Machine Learning Workflow for Morphological Classification of Galaxies
Machine Learning Workflow for Morphological Classification of Galaxies
Bernd Doser, Kai L. Polsterer, Andreas Fehlner, Sebastian Trujillo-Gomez
AbstractAs part of the EU-funded Center of Excellence SPACE (Scalable Parallel Astrophysical Codes for Exascale), seven commonly used astrophysics simulation codes are being optimized to exploit exascale computing platforms. Exascale cosmological simulations will produce large amounts of data (i.e. several petabytes) that will soon be waiting to be analyzed, with enormous potential for scientific breakthroughs. Our tool Spherinator enables the reduction of these complex data sets to a low-dimensional space using Generative Deep Learning to understand the morphological structure of simulated galaxies.
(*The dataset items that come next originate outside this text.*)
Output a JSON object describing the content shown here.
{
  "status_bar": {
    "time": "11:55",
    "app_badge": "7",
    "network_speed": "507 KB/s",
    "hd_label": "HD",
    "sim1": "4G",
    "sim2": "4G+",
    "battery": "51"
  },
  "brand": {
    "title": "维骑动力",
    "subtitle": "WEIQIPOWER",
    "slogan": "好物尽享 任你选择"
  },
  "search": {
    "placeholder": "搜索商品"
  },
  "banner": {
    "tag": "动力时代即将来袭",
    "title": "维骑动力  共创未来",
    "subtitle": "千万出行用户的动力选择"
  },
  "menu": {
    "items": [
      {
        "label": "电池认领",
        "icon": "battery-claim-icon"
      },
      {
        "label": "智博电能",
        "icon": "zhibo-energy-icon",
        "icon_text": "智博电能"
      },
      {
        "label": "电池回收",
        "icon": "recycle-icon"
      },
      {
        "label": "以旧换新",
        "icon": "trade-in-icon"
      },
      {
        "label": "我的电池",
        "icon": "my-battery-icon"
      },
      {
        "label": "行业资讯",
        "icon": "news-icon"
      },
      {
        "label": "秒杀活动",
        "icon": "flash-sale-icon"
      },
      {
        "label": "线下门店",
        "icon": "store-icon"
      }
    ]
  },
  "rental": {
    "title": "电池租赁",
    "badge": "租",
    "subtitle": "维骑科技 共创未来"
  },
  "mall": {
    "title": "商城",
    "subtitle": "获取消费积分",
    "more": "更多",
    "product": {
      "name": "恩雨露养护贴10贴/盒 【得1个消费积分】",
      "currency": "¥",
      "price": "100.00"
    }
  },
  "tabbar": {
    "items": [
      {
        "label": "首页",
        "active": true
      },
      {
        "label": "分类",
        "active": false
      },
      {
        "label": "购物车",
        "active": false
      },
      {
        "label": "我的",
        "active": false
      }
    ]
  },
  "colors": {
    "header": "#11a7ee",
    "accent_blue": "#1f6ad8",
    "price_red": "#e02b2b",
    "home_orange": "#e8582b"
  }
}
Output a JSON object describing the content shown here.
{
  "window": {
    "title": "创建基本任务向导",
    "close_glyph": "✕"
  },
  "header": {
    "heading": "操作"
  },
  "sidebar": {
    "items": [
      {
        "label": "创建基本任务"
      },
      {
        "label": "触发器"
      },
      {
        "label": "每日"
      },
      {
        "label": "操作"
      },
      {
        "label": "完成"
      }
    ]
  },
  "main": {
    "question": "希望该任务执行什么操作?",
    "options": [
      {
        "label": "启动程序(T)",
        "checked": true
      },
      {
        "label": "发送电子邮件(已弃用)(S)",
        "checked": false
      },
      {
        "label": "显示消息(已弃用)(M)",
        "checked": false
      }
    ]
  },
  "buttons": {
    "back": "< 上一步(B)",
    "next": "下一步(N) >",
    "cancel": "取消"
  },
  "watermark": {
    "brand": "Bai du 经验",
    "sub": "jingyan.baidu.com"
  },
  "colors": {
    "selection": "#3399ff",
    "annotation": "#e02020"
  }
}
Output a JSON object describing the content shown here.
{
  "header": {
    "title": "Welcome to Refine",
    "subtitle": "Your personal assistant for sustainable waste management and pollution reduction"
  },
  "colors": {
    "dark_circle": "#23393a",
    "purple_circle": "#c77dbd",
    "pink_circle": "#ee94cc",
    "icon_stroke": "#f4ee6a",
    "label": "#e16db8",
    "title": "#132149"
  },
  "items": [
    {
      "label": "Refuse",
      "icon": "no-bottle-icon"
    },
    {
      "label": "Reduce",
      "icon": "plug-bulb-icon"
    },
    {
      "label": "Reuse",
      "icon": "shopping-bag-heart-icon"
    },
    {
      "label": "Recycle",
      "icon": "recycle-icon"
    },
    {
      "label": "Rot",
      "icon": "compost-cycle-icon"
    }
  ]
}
A spherical latent space allows the HiPSter module to provide explorative visualization using Hierarchical Progressive Surveys (HiPS) in the Aladin software. Here we present a machine-learning workflow covering all stages, from data collection to preprocessing, training, prediction, and final deployment. This workflow ensures full reproducibility by keeping track of the code, data, and environment. Additionally, the workflow allows for scalability in managing a large amount of data and complex pipelines. We use only open source software and standards that align with the FAIR (Findability, Accessibility, Interoperability and Reproducibility) principles. In this way, we are able to distribute the workflow reliably and enable collaboration by sharing code, data, and results efficiently.